I get passionate about this. It pisses me off when I see salespeople pushing and shoving stuff down people’s throats because the product might be great. We were in a good company and we still are in this company. It’s a great product but the upline pushed it down to everybody’s throat. The minute that anybody even mentioned it, they were turned off immediately because this guy was an ass about it. It ruined it. It pisses me off when salespeople don’t listen, don’t connect with people, and figure out what’s right for them and not what’s right for you. It’s not about you. It’s about them.
That’s what I love about both of you is the fact that you absolutely didn’t care about the money, results, and nurturing relationship, because guess who’s got to deal with them? We do. Imagine selling somebody something that they couldn’t use, how bad would you feel? I can’t do it. I’d rather make less money. I’d rather make a hell of a lot less money than go home and go, “Look at how much money we’ve got, I feel like crap now.”
The reality is, you’ll make more money because when you come from a place of service and you come from that place in your heart every single time, the money is going to come because it’s energy.
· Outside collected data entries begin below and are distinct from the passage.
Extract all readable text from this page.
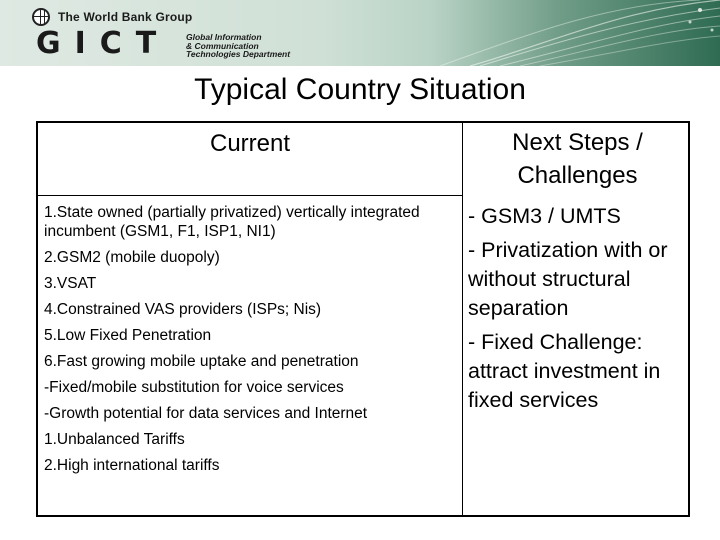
The World Bank Group
GICT Global Information
& Communication
Technologies Department
Typical Country Situation
Current	Next Steps /
Challenges
1.State owned (partially privatized) vertically integrated incumbent (GSM1, F1, ISP1, NI1)
2.GSM2 (mobile duopoly)
3.VSAT
4.Constrained VAS providers (ISPs; Nis)
5.Low Fixed Penetration
6.Fast growing mobile uptake and penetration
-Fixed/mobile substitution for voice services
-Growth potential for data services and Internet
1.Unbalanced Tariffs
2.High international tariffs
- GSM3 / UMTS
- Privatization with or without structural separation
- Fixed Challenge: attract investment in fixed services
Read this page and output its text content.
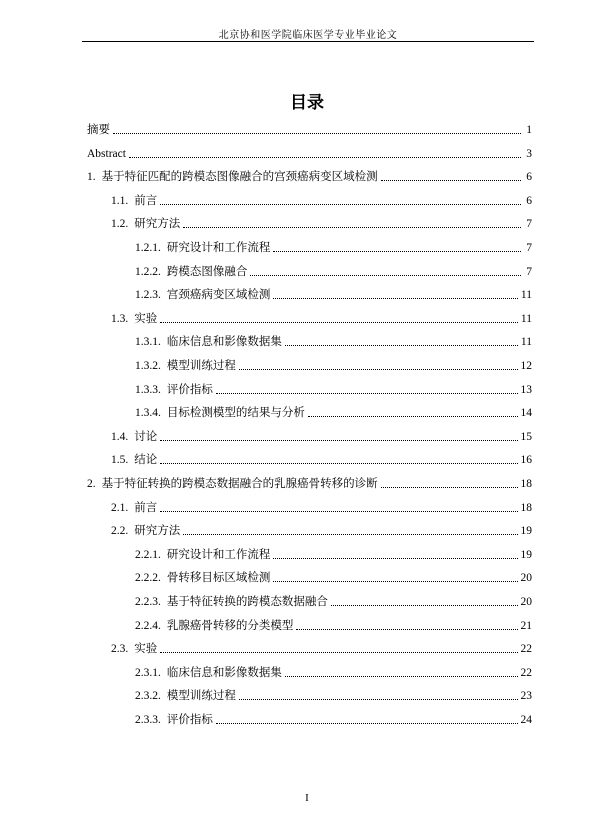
北京协和医学院临床医学专业毕业论文
目录
摘要	1
Abstract	3
1. 基于特征匹配的跨模态图像融合的宫颈癌病变区域检测	6
1.1. 前言	6
1.2. 研究方法	7
1.2.1. 研究设计和工作流程	7
1.2.2. 跨模态图像融合	7
1.2.3. 宫颈癌病变区域检测	11
1.3. 实验	11
1.3.1. 临床信息和影像数据集	11
1.3.2. 模型训练过程	12
1.3.3. 评价指标	13
1.3.4. 目标检测模型的结果与分析	14
1.4. 讨论	15
1.5. 结论	16
2. 基于特征转换的跨模态数据融合的乳腺癌骨转移的诊断	18
2.1. 前言	18
2.2. 研究方法	19
2.2.1. 研究设计和工作流程	19
2.2.2. 骨转移目标区域检测	20
2.2.3. 基于特征转换的跨模态数据融合	20
2.2.4. 乳腺癌骨转移的分类模型	21
2.3. 实验	22
2.3.1. 临床信息和影像数据集	22
2.3.2. 模型训练过程	23
2.3.3. 评价指标	24
I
About that energy, most people are only focused on the sale, not realizing if they sell something that is not good for the person. That person is going to have a negative emotion and that negative emotion bubbles out. We share negative responses 7 to 10 times more than we share a positive response. If you’re creating negative responses in your potential client market base, you’re going to destroy your company. You’re better off telling someone that’s not right for it. It’s like, “You’re not right for it right now. These are things I can see. Here are some directions you can go and maybe down the track, this will be the right thing for you because we’re focused on what’s right for you.” Money is nothing more than a representation of energy. Energy is the flow of life and sales is nothing more than connecting someone with a need and someone with the opportunity to satisfy that need.
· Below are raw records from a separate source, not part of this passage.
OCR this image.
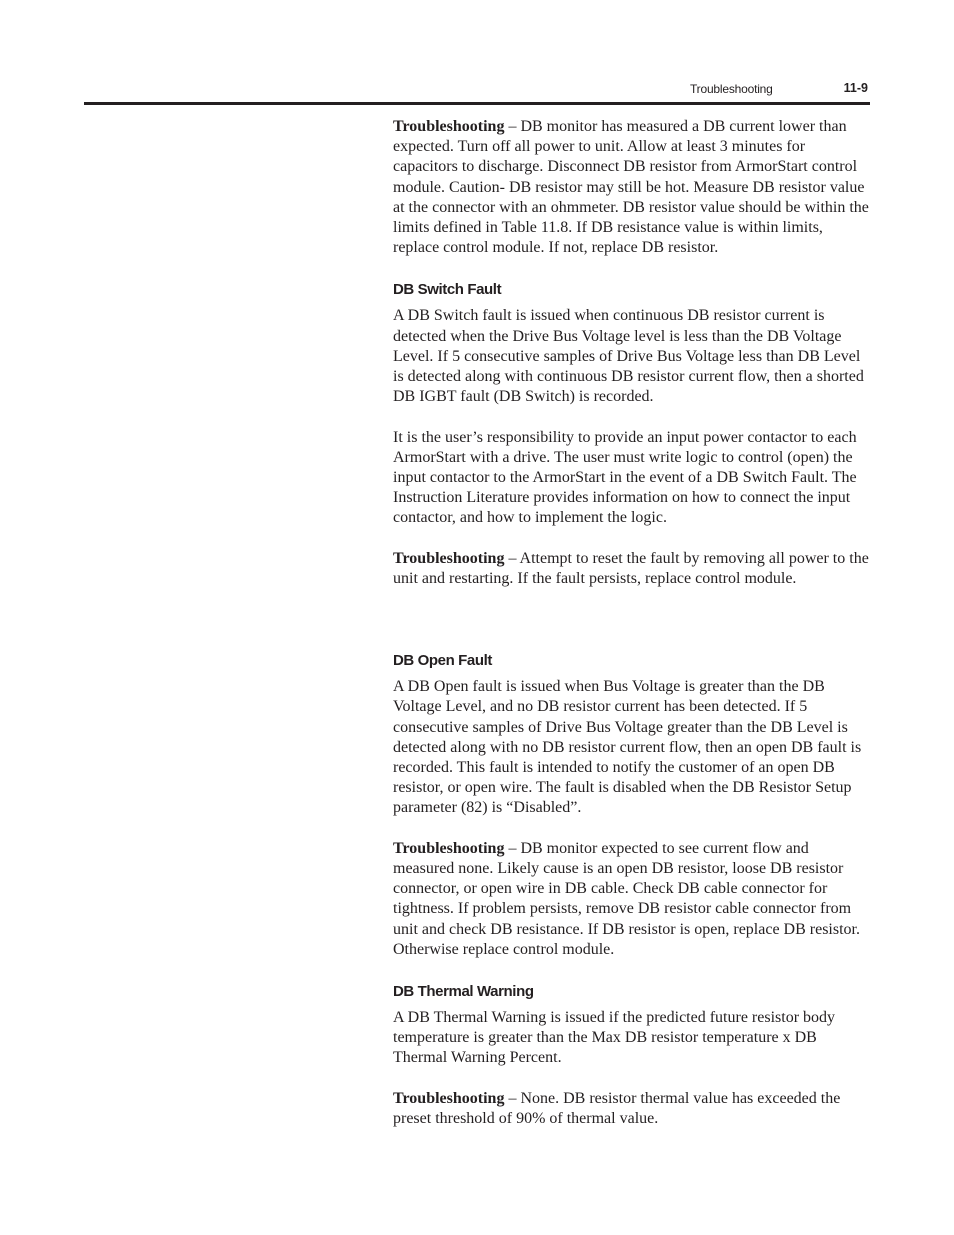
Troubleshooting	11-9

Troubleshooting – DB monitor has measured a DB current lower than expected. Turn off all power to unit. Allow at least 3 minutes for capacitors to discharge. Disconnect DB resistor from ArmorStart control module. Caution- DB resistor may still be hot. Measure DB resistor value at the connector with an ohmmeter. DB resistor value should be within the limits defined in Table 11.8. If DB resistance value is within limits, replace control module. If not, replace DB resistor.

DB Switch Fault

A DB Switch fault is issued when continuous DB resistor current is detected when the Drive Bus Voltage level is less than the DB Voltage Level. If 5 consecutive samples of Drive Bus Voltage less than DB Level is detected along with continuous DB resistor current flow, then a shorted DB IGBT fault (DB Switch) is recorded.

It is the user’s responsibility to provide an input power contactor to each ArmorStart with a drive. The user must write logic to control (open) the input contactor to the ArmorStart in the event of a DB Switch Fault. The Instruction Literature provides information on how to connect the input contactor, and how to implement the logic.

Troubleshooting – Attempt to reset the fault by removing all power to the unit and restarting. If the fault persists, replace control module.

DB Open Fault

A DB Open fault is issued when Bus Voltage is greater than the DB Voltage Level, and no DB resistor current has been detected. If 5 consecutive samples of Drive Bus Voltage greater than the DB Level is detected along with no DB resistor current flow, then an open DB fault is recorded. This fault is intended to notify the customer of an open DB resistor, or open wire. The fault is disabled when the DB Resistor Setup parameter (82) is “Disabled”.

Troubleshooting – DB monitor expected to see current flow and measured none. Likely cause is an open DB resistor, loose DB resistor connector, or open wire in DB cable. Check DB cable connector for tightness. If problem persists, remove DB resistor cable connector from unit and check DB resistance. If DB resistor is open, replace DB resistor. Otherwise replace control module.

DB Thermal Warning

A DB Thermal Warning is issued if the predicted future resistor body temperature is greater than the Max DB resistor temperature x DB Thermal Warning Percent.

Troubleshooting – None. DB resistor thermal value has exceeded the preset threshold of 90% of thermal value.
A problem and solving that problem. That’s it.
We go to the service station and put fuel in our car. We just sold ourselves on the need to have fuel in the car because we’d rather drive than walk or drive than push the car while Amy steers because she forgot it takes petrol. You’re like, “What’s that like?” “I don’t know.” Every time you go into a supermarket, you are in a sales process because you’ve already accepted that this need is relevant in your life to eat. That’s the same thing with any product or service. It’s about elevating and extending someone’s life into a better place.
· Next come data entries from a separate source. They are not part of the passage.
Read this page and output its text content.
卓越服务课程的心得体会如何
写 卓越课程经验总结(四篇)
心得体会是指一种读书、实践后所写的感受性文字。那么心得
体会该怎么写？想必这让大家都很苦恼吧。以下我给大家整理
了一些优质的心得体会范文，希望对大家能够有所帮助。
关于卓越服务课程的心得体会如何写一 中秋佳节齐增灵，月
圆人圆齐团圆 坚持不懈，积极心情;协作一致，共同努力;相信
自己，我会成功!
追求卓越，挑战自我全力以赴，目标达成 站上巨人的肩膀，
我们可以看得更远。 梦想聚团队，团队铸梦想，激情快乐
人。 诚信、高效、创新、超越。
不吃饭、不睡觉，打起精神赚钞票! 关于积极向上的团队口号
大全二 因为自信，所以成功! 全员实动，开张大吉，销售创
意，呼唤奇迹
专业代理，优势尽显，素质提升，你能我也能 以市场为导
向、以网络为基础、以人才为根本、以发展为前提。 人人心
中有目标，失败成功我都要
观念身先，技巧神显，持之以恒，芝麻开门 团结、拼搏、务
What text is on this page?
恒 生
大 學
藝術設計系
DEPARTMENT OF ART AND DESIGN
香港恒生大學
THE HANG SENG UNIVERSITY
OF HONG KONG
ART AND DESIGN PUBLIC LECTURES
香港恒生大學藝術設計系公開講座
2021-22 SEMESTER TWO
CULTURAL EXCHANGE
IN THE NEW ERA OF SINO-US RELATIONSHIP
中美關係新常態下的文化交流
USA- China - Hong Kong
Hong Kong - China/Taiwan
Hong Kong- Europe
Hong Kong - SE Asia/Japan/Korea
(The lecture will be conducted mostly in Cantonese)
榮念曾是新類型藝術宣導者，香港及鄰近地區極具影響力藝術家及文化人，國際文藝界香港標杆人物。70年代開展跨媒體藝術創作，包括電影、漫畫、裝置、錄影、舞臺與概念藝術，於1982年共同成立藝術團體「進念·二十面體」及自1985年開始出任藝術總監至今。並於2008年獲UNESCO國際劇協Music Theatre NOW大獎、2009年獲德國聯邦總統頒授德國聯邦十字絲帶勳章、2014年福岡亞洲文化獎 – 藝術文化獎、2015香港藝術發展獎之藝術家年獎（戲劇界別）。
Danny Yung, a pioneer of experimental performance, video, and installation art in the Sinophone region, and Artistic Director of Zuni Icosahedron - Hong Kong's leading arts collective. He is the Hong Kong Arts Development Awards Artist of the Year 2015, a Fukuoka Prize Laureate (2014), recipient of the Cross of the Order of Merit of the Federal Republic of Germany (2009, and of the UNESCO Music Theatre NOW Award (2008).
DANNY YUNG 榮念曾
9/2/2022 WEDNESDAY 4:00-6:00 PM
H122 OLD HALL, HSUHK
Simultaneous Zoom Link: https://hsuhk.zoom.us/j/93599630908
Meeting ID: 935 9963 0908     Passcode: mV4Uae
We’re serving you to help you go to a better place. Making a sale that doesn’t take you to a better place is not a sale. It’s stealing and manipulation and that is negative energy. More negative energy in the world creates a less happy planet. Positive energy in the world creates a happier planet and we can do things every single day that expand the opportunity of having a happier life. Sales is a powerful way to do that. It’s a speed up and an acceleration going from where you are to your goals and dreams.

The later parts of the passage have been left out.